Let’s consider matrix mat
:
## [,1] [,2] [,3] [,4] [,5] [,6]
## [1,] 1.5130103 0.9952683 -0.95794125 0.33504342 0.07712739 -0.66372770
## [2,] -0.4376715 -0.2812407 -0.17243454 0.70031135 -0.25902516 -0.09343669
## [3,] 2.4322500 -0.3920698 -0.77261606 -1.28996693 1.03975751 0.15565290
## [4,] 1.7789861 -0.2317490 -0.21926087 0.89101639 -0.52515474 1.43493359
## [5,] -0.8248379 0.7080644 -0.02591484 0.04974556 0.13429166 0.19358823
and think of the command in terms of the expected outcome of its constituent elements. The logical operator ‘>
’ returns a logical vector corresponding to the answer to the question “is the value to the left of the operator larger than that to the right of the operator?” The answer can only be TRUE
or FALSE
. So mat[ , 1] > 2
will return:
## [1] FALSE FALSE TRUE FALSE FALSE
There is no way of knowing that these values correspond to the 1st column of mat
just from the output alone. That information has been lost.
This means that, if we type mat[mat[ , 1] > 2, ]

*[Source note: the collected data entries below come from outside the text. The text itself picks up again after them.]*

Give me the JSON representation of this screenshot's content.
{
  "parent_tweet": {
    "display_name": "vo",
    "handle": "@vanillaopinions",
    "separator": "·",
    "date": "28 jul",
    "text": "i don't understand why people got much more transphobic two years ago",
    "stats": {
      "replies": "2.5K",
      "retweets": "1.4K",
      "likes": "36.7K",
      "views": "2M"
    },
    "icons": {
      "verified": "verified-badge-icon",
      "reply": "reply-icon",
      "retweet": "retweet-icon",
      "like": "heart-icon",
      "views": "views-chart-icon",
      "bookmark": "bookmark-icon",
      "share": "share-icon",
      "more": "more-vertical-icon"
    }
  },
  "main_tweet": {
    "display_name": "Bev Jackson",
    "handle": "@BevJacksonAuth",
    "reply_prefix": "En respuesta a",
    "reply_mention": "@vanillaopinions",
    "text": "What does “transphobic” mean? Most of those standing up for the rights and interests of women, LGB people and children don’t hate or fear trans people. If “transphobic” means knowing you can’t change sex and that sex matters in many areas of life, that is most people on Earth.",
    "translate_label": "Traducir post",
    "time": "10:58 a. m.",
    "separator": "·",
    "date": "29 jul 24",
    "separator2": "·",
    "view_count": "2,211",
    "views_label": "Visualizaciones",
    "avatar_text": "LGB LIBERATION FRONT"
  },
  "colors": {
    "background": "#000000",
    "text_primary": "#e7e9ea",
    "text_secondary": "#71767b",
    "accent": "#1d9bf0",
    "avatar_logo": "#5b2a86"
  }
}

, we are passing a vector of T/F
s to the row position of the []
s. The logical vector itself contains no information about it coming from a comparison of the 1st row of mat
to the value of 2
. So R
can only understand the command as mat[c(FALSE, FALSE, TRUE, FALSE, FALSE), ]
and will try to recycle the vector FALSE, FALSE, TRUE, FALSE, FALSE
for every column of mat
:
mat[mat[ , 1] > 2, ]
## [1] 2.4322500 -0.3920698 -0.7726161 -1.2899669 1.0397575 0.1556529
If you want to only extract values from mat[ , 1]
that correspond to the TRUE
s, you must tell R
that, hence the apparent (but not actual) repetition in mat[mat[ , 1] > 2, 1]
.
mat[mat[ , 1] > 2, 1] <- NA
mat
## [,1] [,2] [,3] [,4] [,5] [,6]
## [1,] 1.5130103 0.9952683 -0.95794125 0.33504342 0.07712739 -0.66372770
## [2,] -0.4376715 -0.2812407 -0.17243454 0.70031135 -0.25902516 -0.09343669
## [3,] NA -0.3920698 -0.77261606 -1.28996693 1.03975751 0.15565290
## [4,] 1.7789861 -0.2317490 -0.21926087 0.89101639 -0.52515474 1.43493359
## [5,] -0.8248379 0.7080644 -0.02591484 0.04974556 0.13429166 0.19358823
This feature might strike some as redundant but it is actually the only sensible way. The fact that R
is not trying to guess what columns of the data you are requesting from the syntax of the code used for subsetting the rows (and vice versa) means, that you can subset matrix A based on some comparison of matrix B (provided they are the same size). Or, you can replace values of mat[
,
3]
based on some condition concerning mat[
,
2]
. That can be very handy!
It may take some time to get the hang of this but we cannot overstate the importance of knowing what the expected outcome of your commands is.